Поэтому в этой книге я буду на каждом шагу напоминать вам о том, насколько противоречивы представленные мной факты. Некоторые аспекты были исследованы сотнями ученых, которые достигли соглашения относительно корректности выводов, с этим я вас и познакомлю. Это, безусловно, самый идеальный вариант. Я по возможности старался находить ученых, пришедших к консенсусу, и строить свои выводы на твердой основе их знаний. В некоторых других областях науки интересующие меня темы были изучены очень мало, и поэтому я мог опираться на более скудные доказательства. По ряду тем авторитетные специалисты категорически расходятся в своих оценках происходящего. В таких случаях я буду заранее предупреждать вас и постараюсь знакомить со всем диапазоном взглядов на вопрос.
Я попытался подходить к этой работе с неизменной скромностью. Я не эксперт ни в одной из поднятых проблем. Я журналист, который обращается к авторитетному мнению и старается как можно лучше разъяснить его. Если вам нужно больше деталей о каких-либо дискуссиях, то их можно найти в замечаниях и дополнительных пояснениях, размещенных на сайте книги. Они касаются более 250 научных исследований, на которые я опирался в своей работе. Также иногда я пользовался собственным опытом для объяснения того, что узнал. Разумеется, мои истории – это не научные данные. Они сообщают вам вещи намного проще: почему мне настолько отчаянно понадобились ответы.
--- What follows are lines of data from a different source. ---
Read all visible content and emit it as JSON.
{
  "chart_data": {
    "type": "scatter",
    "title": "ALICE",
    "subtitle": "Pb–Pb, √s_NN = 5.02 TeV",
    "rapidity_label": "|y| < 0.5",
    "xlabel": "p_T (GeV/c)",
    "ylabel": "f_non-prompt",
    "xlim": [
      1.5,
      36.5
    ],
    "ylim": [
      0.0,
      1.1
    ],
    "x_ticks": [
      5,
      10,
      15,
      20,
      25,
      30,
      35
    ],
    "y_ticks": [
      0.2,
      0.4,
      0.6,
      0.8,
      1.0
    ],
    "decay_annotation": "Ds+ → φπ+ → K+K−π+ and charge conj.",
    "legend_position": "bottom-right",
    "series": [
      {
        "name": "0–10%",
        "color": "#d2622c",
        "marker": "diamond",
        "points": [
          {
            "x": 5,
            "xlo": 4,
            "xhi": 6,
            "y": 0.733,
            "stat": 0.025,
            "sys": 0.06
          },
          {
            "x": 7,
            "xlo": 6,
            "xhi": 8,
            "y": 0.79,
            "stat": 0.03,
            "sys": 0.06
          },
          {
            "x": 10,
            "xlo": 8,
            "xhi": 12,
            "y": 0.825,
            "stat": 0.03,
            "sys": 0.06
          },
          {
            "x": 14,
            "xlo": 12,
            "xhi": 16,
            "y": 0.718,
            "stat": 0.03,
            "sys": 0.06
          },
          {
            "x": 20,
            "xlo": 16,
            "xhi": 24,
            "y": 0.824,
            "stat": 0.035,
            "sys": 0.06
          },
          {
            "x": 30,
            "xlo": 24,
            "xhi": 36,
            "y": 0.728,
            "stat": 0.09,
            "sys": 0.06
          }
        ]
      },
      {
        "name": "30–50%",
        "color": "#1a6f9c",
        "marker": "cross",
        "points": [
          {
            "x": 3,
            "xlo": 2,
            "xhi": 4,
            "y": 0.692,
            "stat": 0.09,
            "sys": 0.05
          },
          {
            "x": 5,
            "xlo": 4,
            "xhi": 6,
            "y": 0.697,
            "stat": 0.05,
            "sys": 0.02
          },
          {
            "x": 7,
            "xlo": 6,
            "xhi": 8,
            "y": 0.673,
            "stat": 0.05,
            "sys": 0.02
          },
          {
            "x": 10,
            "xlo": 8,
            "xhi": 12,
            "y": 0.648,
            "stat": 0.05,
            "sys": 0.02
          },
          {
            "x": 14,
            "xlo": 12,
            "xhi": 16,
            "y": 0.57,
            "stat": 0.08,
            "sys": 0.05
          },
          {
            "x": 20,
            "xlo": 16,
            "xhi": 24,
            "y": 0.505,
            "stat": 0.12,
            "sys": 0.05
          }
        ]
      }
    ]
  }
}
* * *Из поездки в Мемфис с Адамом я вернулся в полном ужасе от самого себя. В один из дней я на протяжении трех часов вчитывался в первые несколько страниц романа, постоянно путаясь в собственных беспорядочных мыслях, почти как под кайфом. Тогда я решил, что больше так не могу. Чтение художественной литературы всегда было для меня одним из величайших удовольствий, и остаться без него – подобно лишению руки или ноги. Поэтому я объявил своим друзьям, что собираюсь предпринять нечто радикальное.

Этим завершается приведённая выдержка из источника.